While I could have remained in Spain for weeks, maybe even years, eventually we moved onto Paris. The city’s quaint cafés, iconic buildings and famous structures have been photographed a thousand times but seeing them with my own eyes was different. Paris elicits a beauty that is truly enchanting. Every street stopped me in my tracks as being picture-perfect. It turns out that all the hype, the obsession, is justified.
And not just its physically beauty. Every pastry, every sip of wine, every bite of every dish was memorable. So many moments in Paris stunned me to a stop, requiring me to pinch myself. Yes, this was Paris, and yes, I was really here.
So much of Paris was overcrowded by tourists. Like the graffiti that taints the city, it’s easy to get distracted by the grime. But I reminded myself to look beyond those things and see the city for what it is: a fairytale that I have dreamed of experiencing for years.
In four days we marked off an impressive list of sightseeing requirements throughout Paris: the Eiffel Tower, of course, the Arc de Triomphe, the Notre Dame. We visited the Catacombes and the Palace of Versailles. Then we saw the opera followed by a ballet/opera in the most stunning building I have ever been able to step foot in. It was surreal in the most extreme definition.
On our final day in France we took a day trip to the Champagne region, visiting the vineyards of Épernay and Reims that made sparkling wine famous throughout the world: Moët & Chandon and Vueve Clicquot. The side trip had several hiccups but by the end of the day when it was all behind us and our only memories were of sipping first class Champagne, all was well with the world.
In a final display of beauty, as we returned to our apartment on the last night of our trip, a rainstorm appeared suddenly to blanket the Parisian streets in a dazzling display of sparkle. I’ve heard that Paris is stunning in the rain and she showed me that indeed she shines, even during a storm.
And then, just like that, our adventures were heartbreakingly over. The trip was finished and all we had to take with us were memories of amazing moments, amazing places and amazing food.

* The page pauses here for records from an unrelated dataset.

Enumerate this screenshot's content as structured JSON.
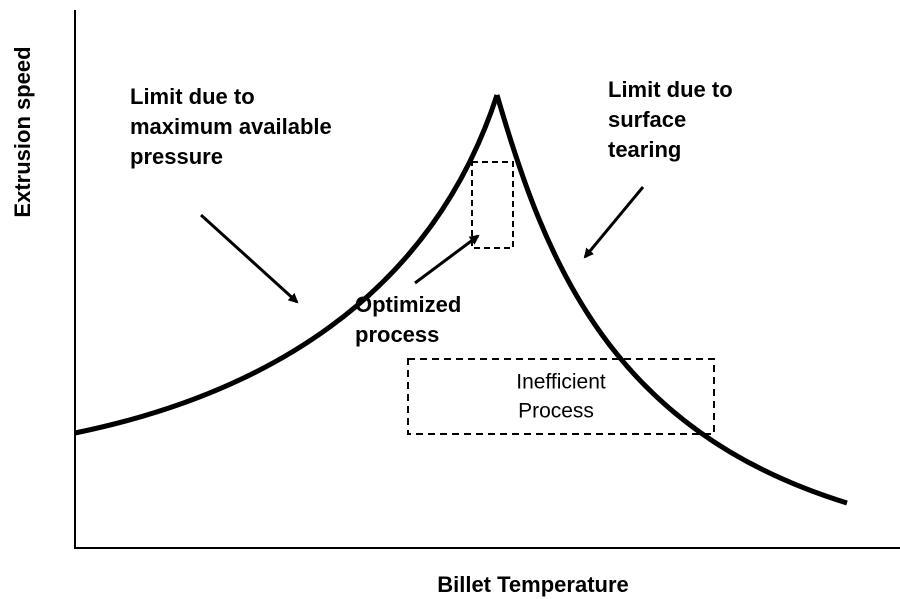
{
  "x_axis_label": "Billet Temperature",
  "y_axis_label": "Extrusion speed",
  "annotations": {
    "pressure_limit": [
      "Limit due to",
      "maximum available",
      "pressure"
    ],
    "tearing_limit": [
      "Limit due to",
      "surface",
      "tearing"
    ],
    "optimized": [
      "Optimized",
      "process"
    ],
    "inefficient": [
      "Inefficient",
      "Process"
    ]
  }
}
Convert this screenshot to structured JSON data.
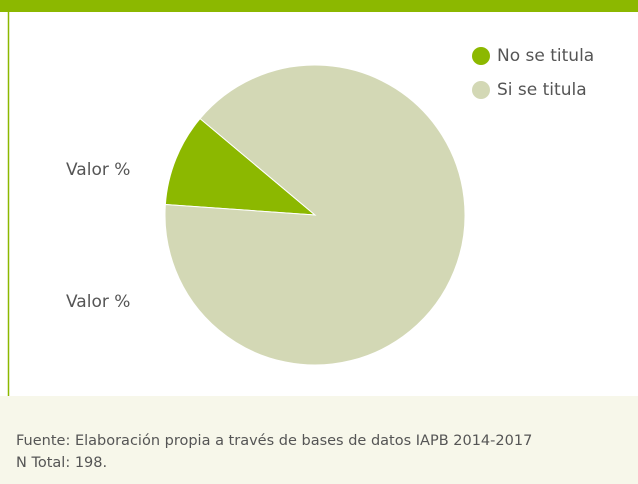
{
  "chart_data": {
    "type": "pie",
    "categories": [
      "No se titula",
      "Si se titula"
    ],
    "values": [
      10,
      90
    ],
    "colors": [
      "#8cb800",
      "#d3d8b5"
    ],
    "annotations": [
      "Valor %",
      "Valor %"
    ],
    "source": "Fuente: Elaboración propia a través de bases de datos IAPB 2014-2017",
    "note": "N Total: 198."
  }
}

Over the next few weeks I’d like to share details of my travels through Barcelona, Madrid, Toledo, Paris and Champagne with you. I’ll tell about what we saw and what we ate, including a 17-course tasting menu in Barcelona, eating a dish I always said I’d never touch in Madrid, finding ramen in Paris and one of the most memorable meals of my life. I hope you won’t mind letting me relive my trip and stepping back into the dream that it was, even if for just a moment.